Этот инцидент в общежитии и в училище у Любки был последний. Теперь ее никто не трогал и она ни к кому не приставала.
А на втором курсе Галка проломила первокурснице череп…
Ее жертва попала в реанимацию, потеряв память и возможность двигаться. За нею приехали родители, а Галку судили. В общежитии она больше не появлялась. Наверное, Любка обрадовалась, на месте той покалеченной девчонки могла быть и она. Война осталась и точила зуб, но сломанными зубами немного куснешь. Из друзей у нее осталась лишь Светка Ибрагимова, которую Война теперь ревностно охраняла, пытаясь отвадить всех, кто к ней приближался.
Светке, похоже, в какой-то степени сие льстило. К Войне она относилась с теплотою и пониманием.
Любка упала на кровать, собираясь спать, спать и спать…
И тут же вспомнила, что не отправила домой еще две посылки. Постельное белье, которое купила в последнюю зарплату.
Девчонки, которые старались приодеть себя, приобретая наряды у фарцовщиков, ее не понимали. Иногда она отказывала себе в самом необходимом, чтобы послать домой что-нибудь еще. Но Любка знала, в селе жизнь стала еще хуже. После Брежнева пришел Андропов, после Андропова Черненко. После Черненко Горбачев, а ничего не менялось.
Любка уже пожалела, что однажды на Новый год загадала крамолу…

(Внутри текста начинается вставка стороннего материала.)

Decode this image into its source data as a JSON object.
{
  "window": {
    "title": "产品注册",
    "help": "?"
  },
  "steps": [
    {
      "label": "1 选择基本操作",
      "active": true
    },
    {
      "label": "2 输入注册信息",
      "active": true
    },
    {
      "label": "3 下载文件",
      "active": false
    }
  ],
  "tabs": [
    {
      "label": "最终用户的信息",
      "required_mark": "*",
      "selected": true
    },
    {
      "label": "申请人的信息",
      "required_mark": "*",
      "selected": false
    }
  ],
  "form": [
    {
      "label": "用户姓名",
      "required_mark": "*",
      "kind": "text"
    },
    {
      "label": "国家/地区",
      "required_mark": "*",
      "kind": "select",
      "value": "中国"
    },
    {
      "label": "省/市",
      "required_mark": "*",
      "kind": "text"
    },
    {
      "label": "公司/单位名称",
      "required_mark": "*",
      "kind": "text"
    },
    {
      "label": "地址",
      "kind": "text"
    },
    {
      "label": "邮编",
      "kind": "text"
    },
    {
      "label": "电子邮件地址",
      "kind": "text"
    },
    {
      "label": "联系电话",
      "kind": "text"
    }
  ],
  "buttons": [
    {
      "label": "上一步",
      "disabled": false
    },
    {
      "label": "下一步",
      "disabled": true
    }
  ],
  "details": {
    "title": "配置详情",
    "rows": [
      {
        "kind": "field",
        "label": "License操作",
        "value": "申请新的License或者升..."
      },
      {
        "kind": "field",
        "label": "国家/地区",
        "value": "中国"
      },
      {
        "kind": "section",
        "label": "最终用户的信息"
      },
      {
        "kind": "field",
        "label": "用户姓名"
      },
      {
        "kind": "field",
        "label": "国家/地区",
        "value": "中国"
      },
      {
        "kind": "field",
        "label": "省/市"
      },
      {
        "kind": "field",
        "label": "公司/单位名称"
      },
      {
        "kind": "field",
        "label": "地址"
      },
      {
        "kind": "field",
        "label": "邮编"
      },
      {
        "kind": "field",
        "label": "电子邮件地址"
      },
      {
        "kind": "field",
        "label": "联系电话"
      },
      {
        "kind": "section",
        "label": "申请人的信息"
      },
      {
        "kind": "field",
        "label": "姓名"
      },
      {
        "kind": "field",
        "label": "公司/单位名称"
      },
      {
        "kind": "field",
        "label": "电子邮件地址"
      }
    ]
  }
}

Словно чья-то невидимая рука начала переставлять фигуры — что-то вдруг сдвинулось, набирая обороты. Люди по-прежнему хвалили генеральных секретарей, выискивая злое на западе, и доброе у себя, но те, кто успел побывать за границей, вспоминали ее со слезами умиления. Не так много там было бездомных, чтобы плакать о них, зато производили цветные телевизоры, снимали крутые фильмы, одежда не шла ни в какое сравнение по качеству с той, в которую одевалась в Союзе, ездили на крутых машинах — и как бы не наказывали фарцовщиков за тунеядство, на жизнь они не жаловались. Девчонки оставляли им все свои зарплаты. Теперь с прилавок исчез даже шампунь. И война продолжалась, забирая парней, самых красивых и сильных, оставляя поколение Любки не то вдовами, не то падшими женщинами, вынуждая биться за простое женское счастье на кулаках, когда у каждой десять сильных соперниц.

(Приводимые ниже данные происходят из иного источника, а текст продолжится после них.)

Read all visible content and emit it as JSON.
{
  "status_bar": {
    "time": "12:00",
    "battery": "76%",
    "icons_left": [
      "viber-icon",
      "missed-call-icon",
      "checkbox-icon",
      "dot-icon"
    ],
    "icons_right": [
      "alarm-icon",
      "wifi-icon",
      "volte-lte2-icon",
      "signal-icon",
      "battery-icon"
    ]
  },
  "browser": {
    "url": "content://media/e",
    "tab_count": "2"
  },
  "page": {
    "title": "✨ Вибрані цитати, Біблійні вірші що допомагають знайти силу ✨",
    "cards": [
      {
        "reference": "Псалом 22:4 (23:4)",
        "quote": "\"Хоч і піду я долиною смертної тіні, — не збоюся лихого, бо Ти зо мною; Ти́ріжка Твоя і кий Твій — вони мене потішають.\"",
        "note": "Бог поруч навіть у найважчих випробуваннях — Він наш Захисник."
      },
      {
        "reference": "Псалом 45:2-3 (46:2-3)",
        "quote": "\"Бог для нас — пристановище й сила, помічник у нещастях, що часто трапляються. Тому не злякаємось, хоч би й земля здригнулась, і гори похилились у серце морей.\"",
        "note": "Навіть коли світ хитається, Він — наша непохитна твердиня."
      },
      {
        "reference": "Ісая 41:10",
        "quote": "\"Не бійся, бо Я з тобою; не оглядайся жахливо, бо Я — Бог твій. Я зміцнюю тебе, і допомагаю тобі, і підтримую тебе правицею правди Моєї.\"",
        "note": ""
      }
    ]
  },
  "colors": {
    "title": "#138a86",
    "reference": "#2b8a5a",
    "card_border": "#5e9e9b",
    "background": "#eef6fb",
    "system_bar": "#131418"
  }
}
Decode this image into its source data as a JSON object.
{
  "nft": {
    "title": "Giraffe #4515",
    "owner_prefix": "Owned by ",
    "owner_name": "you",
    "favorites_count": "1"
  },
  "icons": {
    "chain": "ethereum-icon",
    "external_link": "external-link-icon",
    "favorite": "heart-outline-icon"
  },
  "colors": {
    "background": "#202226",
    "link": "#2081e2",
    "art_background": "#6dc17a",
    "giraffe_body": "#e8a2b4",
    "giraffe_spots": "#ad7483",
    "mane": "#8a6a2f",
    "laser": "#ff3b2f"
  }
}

Не так уж много времени ей оставалось в училище. Два года пролетели незаметно и быстро. Здесь хоть что-то было. И неизвестно, как сложится ее жизнь, когда уедет. На мать и Николку денег она не жалела, посылала домой все, что могло пригодиться самой — утюги, зеркала, посуду, одежду, то же постельное белье. На первом году в Новогодние каникулы купила телевизор «Рассвет». С рук, конечно, но две государственные программы ловил хорошо.
И, конечно, никакой благодарности от матери не дождалась. Первое время, пока были деньги, мать сдерживалась, а потом из дома старалась выжить. «На кой хрен привезла?!. Дай нам пожить?!. Не получится… Не сумеешь…» — с укором, с неприязнью, выговаривала она. А Николка лепил прямо в лоб: «Убирайся! Это наш дом! Не позорь нас…»
Но Любку тянуло домой. Не к матери, не к людям — к простору, на котором выросла. Где-то глубоко в подсознании она хранила образ каждого дерева, каждой тропинки, каждого поля, грибные и ягодные места. И когда приезжала, словно пила его, обнаруживая новые силы — и строила планы. А когда встречалась с людьми, снова и снова понимала, что сделала все правильно. Ни один мускул не дрогнул, когда встретила Мишку Яшина. Армия его потрепала. Изменился он сильно, теперь у него стояли железные зубы, сам он вдруг словно бы надломлено состарился и пил — как те, что вернулись с войны. Ни когда встретилась с одноклассниками, которые внезапно завидовали и ей, и всем, кто смог уехать, как будто это было тяжело. Добрые отношения она сохранила только с Ингой, которая несколько раз приезжала в гости в училище.